15 Jan Slow COVID-19 Vaccine Rollout Called ‘Scandalous’
UCSF Chair of Medicine Dr. Robert Wachter criticized the disorganized distribution of COVID-19 vaccines during an Ethnic Media Services teleconference on Wednesday. (Screenshot captured by Michael J. Fitzgerald / Richmond Pulse)
By Michael J. Fitzgerald
The slow rate of Californians receiving inoculations of COVID-19 vaccine is “scandalous,” the chair of the Department of Medicine at the University of California, San Francisco said this week.
But both Dr. Robert M. Wachter of UCSF and Dr. William Schaffner of Vanderbilt University voiced some optimism that the incoming administration of President-elect Joseph Biden has a good chance of solving the current problems of distribution and supply.
Schaffner and Wachter were presenters Wednesday in a national media teleconference sponsored by Ethnic Media Services.
Wachter said health authorities “got the science right” when it came to developing the vaccines now being administered across the nation. But the organization needed to get vaccines to people in a timely manner should have been a careful, thoughtful national plan, not simply fobbing the process off to the states to figure out, he said.
“States were left to do it themselves,” Wachter said. “Then, they handed off a fair amount of responsibility to local institutions — all of which were doing improv.”

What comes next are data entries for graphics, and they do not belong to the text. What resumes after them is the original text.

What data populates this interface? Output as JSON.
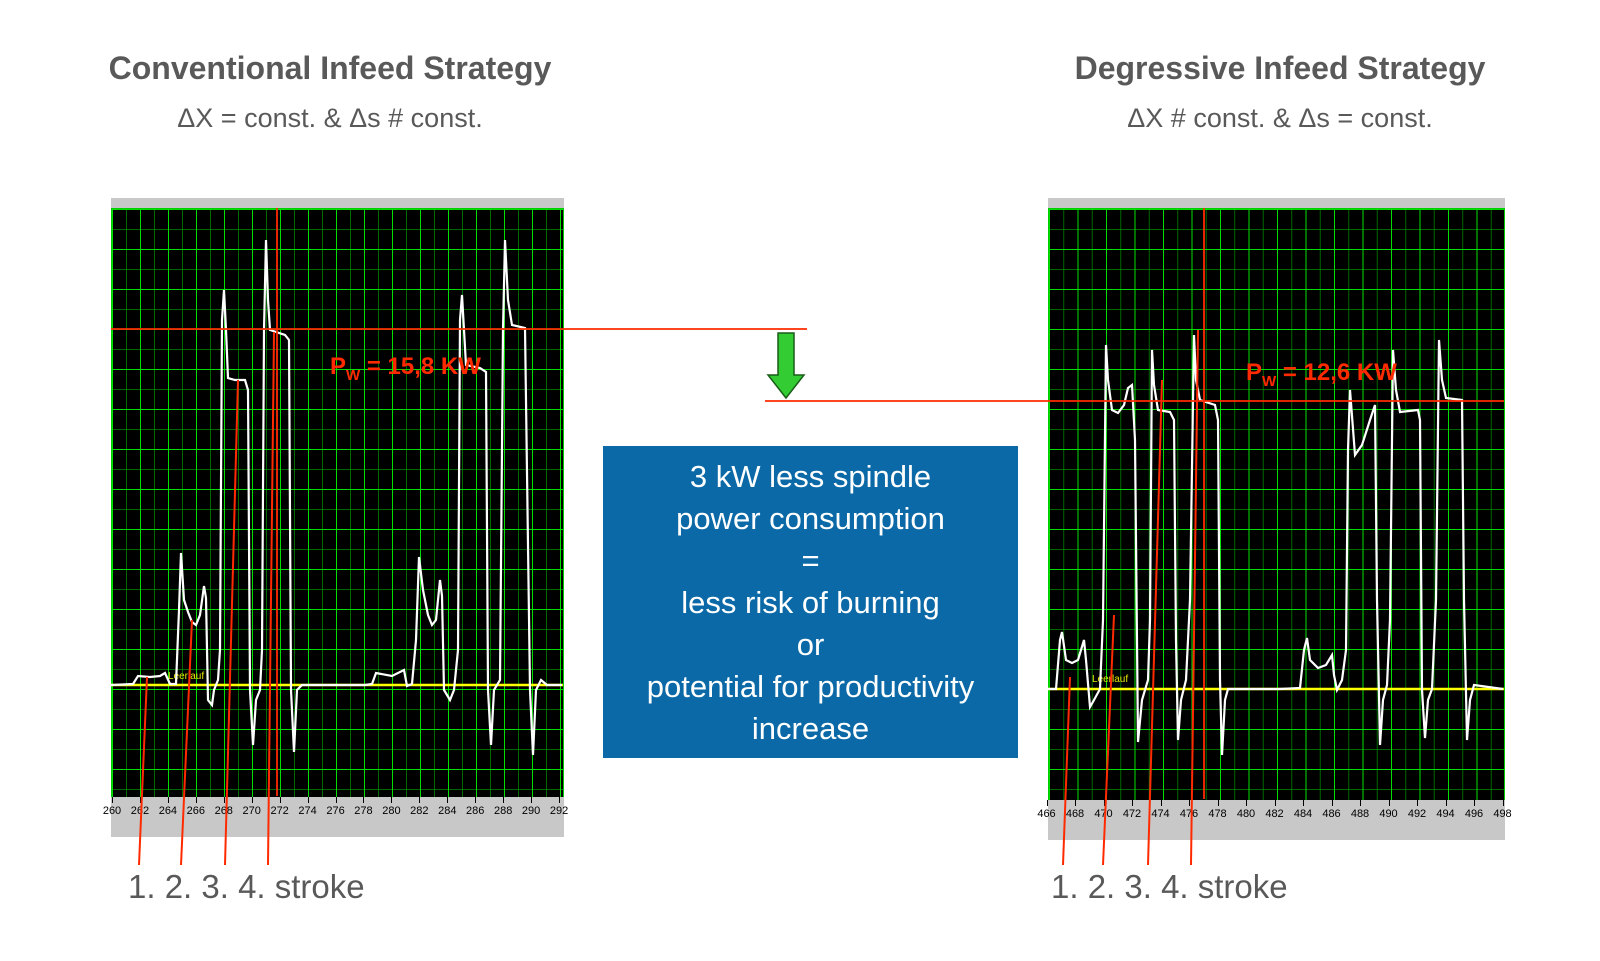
{
  "left": {
    "title": "Conventional Infeed Strategy",
    "subtitle": "ΔX = const.  &  Δs # const.",
    "power_label": "P",
    "power_sub": "W",
    "power_value": " = 15,8 KW",
    "idle_label": "Leerlauf",
    "ticks": [
      "260",
      "262",
      "264",
      "266",
      "268",
      "270",
      "272",
      "274",
      "276",
      "278",
      "280",
      "282",
      "284",
      "286",
      "288",
      "290",
      "292"
    ],
    "stroke_label": "1. 2.  3. 4. stroke"
  },
  "right": {
    "title": "Degressive Infeed Strategy",
    "subtitle": "ΔX # const.  &  Δs = const.",
    "power_label": "P",
    "power_sub": "W",
    "power_value": " = 12,6 KW",
    "idle_label": "Leerlauf",
    "ticks": [
      "466",
      "468",
      "470",
      "472",
      "474",
      "476",
      "478",
      "480",
      "482",
      "484",
      "486",
      "488",
      "490",
      "492",
      "494",
      "496",
      "498"
    ],
    "stroke_label": "1. 2.  3. 4. stroke"
  },
  "callout": {
    "lines": [
      "3 kW less spindle",
      "power consumption",
      "=",
      "less risk of burning",
      "or",
      "potential for productivity",
      "increase"
    ]
  },
  "colors": {
    "trace": "#ffffff",
    "grid": "#00e600",
    "idle_line": "#ffff00",
    "marker": "#ff2a00",
    "arrow": "#33cc33",
    "callout_bg": "#0a69a6"
  },
  "icons": {
    "arrow": "down-arrow-icon"
  }
}
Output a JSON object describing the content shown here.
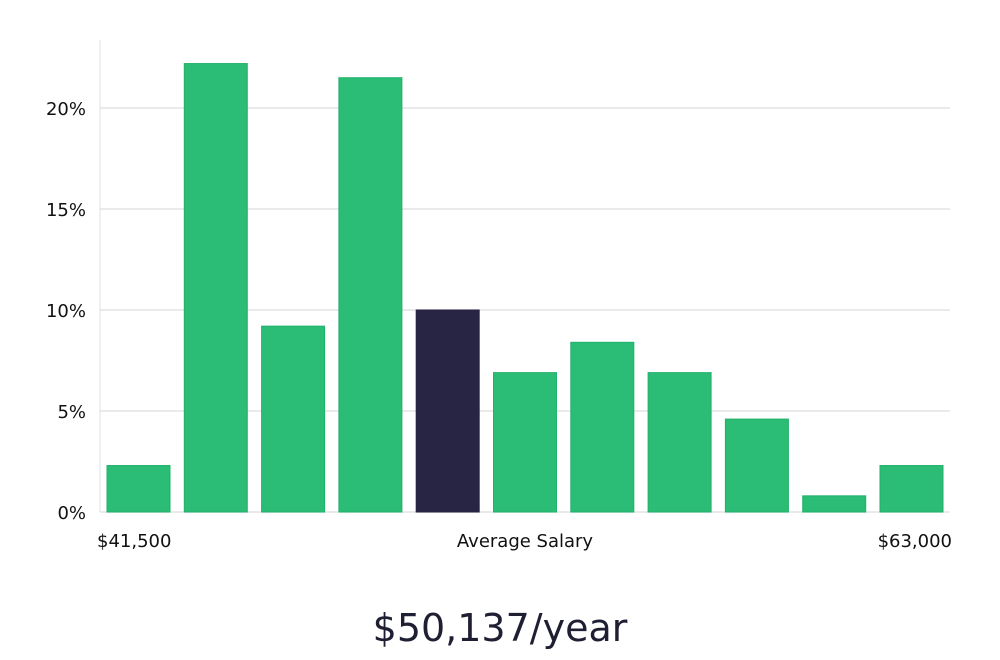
{
  "chart_data": {
    "type": "bar",
    "xlabel": "Average Salary",
    "x_min_label": "$41,500",
    "x_max_label": "$63,000",
    "yticks": [
      0,
      5,
      10,
      15,
      20
    ],
    "ytick_labels": [
      "0%",
      "5%",
      "10%",
      "15%",
      "20%"
    ],
    "ylim": [
      0,
      23.5
    ],
    "values": [
      2.3,
      22.2,
      9.2,
      21.5,
      10.0,
      6.9,
      8.4,
      6.9,
      4.6,
      0.8,
      2.3
    ],
    "highlight_index": 4,
    "colors": {
      "bar": "#2bbd76",
      "bar_edge": "#22b06a",
      "highlight": "#272444",
      "grid": "#e3e3e3",
      "axis": "#e0e0e0"
    }
  },
  "salary": {
    "value": "$50,137/year"
  }
}
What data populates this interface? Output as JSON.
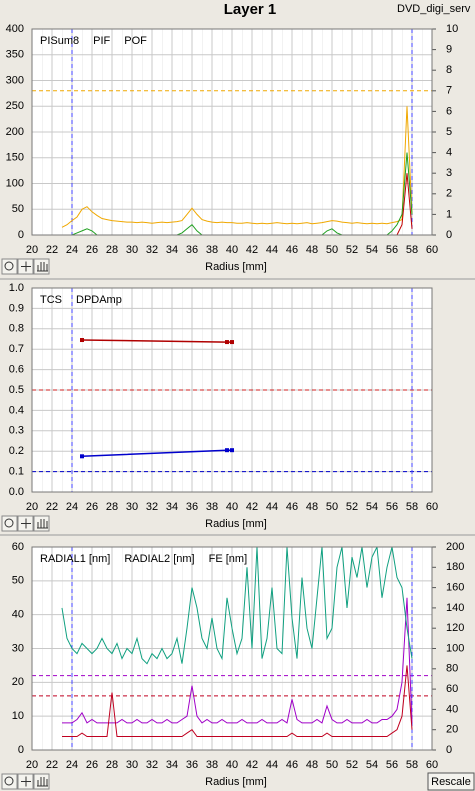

Adding to the disorganization is that in many states, medical authorities have set up hierarchies to determine who should receive the vaccine first. The systems they created have slowed things down in a good-faith effort to achieve some kind of healthcare equity, he added.
“I think we created something more complex than we are capable of handling,” Wachter said. He predicted the nation may end up with some version of a lottery for vaccinations that will be much faster and more efficient.
“How do you herd a ton of people through a system as efficiently as possible — but one that is not gameable?” he asked.
Schaffner suggested the first thing the incoming Biden administration should work on is an overarching federal policy for vaccine distribution and inoculations.
“We don’t need a crazy quilt of state-by-state policies,” he said. “This is already starting, emphasizing public health and scientific principles — and providing sustained, clear, continuous communication.”
He suggested that the current system of vaccine distribution needs to be straightened out also. Clinicians distributing the vaccine need to know for sure the vaccine will be available when they need it.
“If you have to turn someone away who has an appointment, that makes everyone grumpy,” Schaffner said.
The two researchers also discussed the skepticism about the efficiency of the two vaccines currently being administered, one by Pfizer, the other by Moderna.
Much of the skepticism centers around the speed with which the vaccines were developed.
But Schaffner said it’s very important to look at the entire development process.
“We don’t do the vaccine development process justice,” he said. “Yes, the vaccines themselves were developed fast. But for 15 or 20 years before that, the basic science that underlies these new mechanisms of making vaccines was under development. We don’t really count that very much.”
The technology had been waiting for a problem to solve, he said. Plus, researchers and others worked literally day and night to get the COVID-19 vaccines developed.
One of the biggest boosts in speeding the process was a big infusion of government money. That made it possible to speed up testing and various other processes, he said.
“And then we did some things rather than in sequence, we did them simultaneously.”
That included the federal government urging the vaccine companies to begin manufacturing the vaccines — even before the clinical trials were completed. The government was betting that the vaccines would be efficient enough to be used.
As it turned out, both of the current vaccines being administered are much more likely to protect patients than first predicted.
“We won the lottery,” Schaffner said. “We had two vaccines fabulously effective, very safe and each company had a warehouse full of vaccine ready to ship. That’s how we were able to reduce the time.”
This week, Contra Costa Health Services Announced that it has expanded the pool of people eligible to receive a vaccination to include residents 65 years old and older. Those and other people who meet the eligibility criteria can fill out a form online to request an appointment to get the vaccine.
John C PuBlicoPosted at 20:13h, 21 January
CCHS has prioritized the wealthy like Orinda, Walnut Creek, Danville, Lafayette, Orinda, El Cerrito, Diablo and Pleasant Hill over the folks in Richmond for the Vaccine plain and simple and in the numbers on their web site
Even though Richmond is number one in DEATHS for non LTCF in other words death for young Latino people and a ski vacation for a 65 year old In Lafayette, Walnut Creek, Orinda, El Cerrito, Danville, etc etc.
Get this, Asian people in CC County got 2k more vaccines than Latin people, even though Latin people make up the majority population in Contra Costa and they are three times more infected and are dying at a exponentially higher rate than Asians. WhY? WHY? Tom Butt is a FAILURE, NUMBER ONE IN NON LTCF DEATHS AND LAST IN NEEDLES IN THE ARM.
Every one relax, Tom Butt got a Covid 19 shot. Is he Mexican?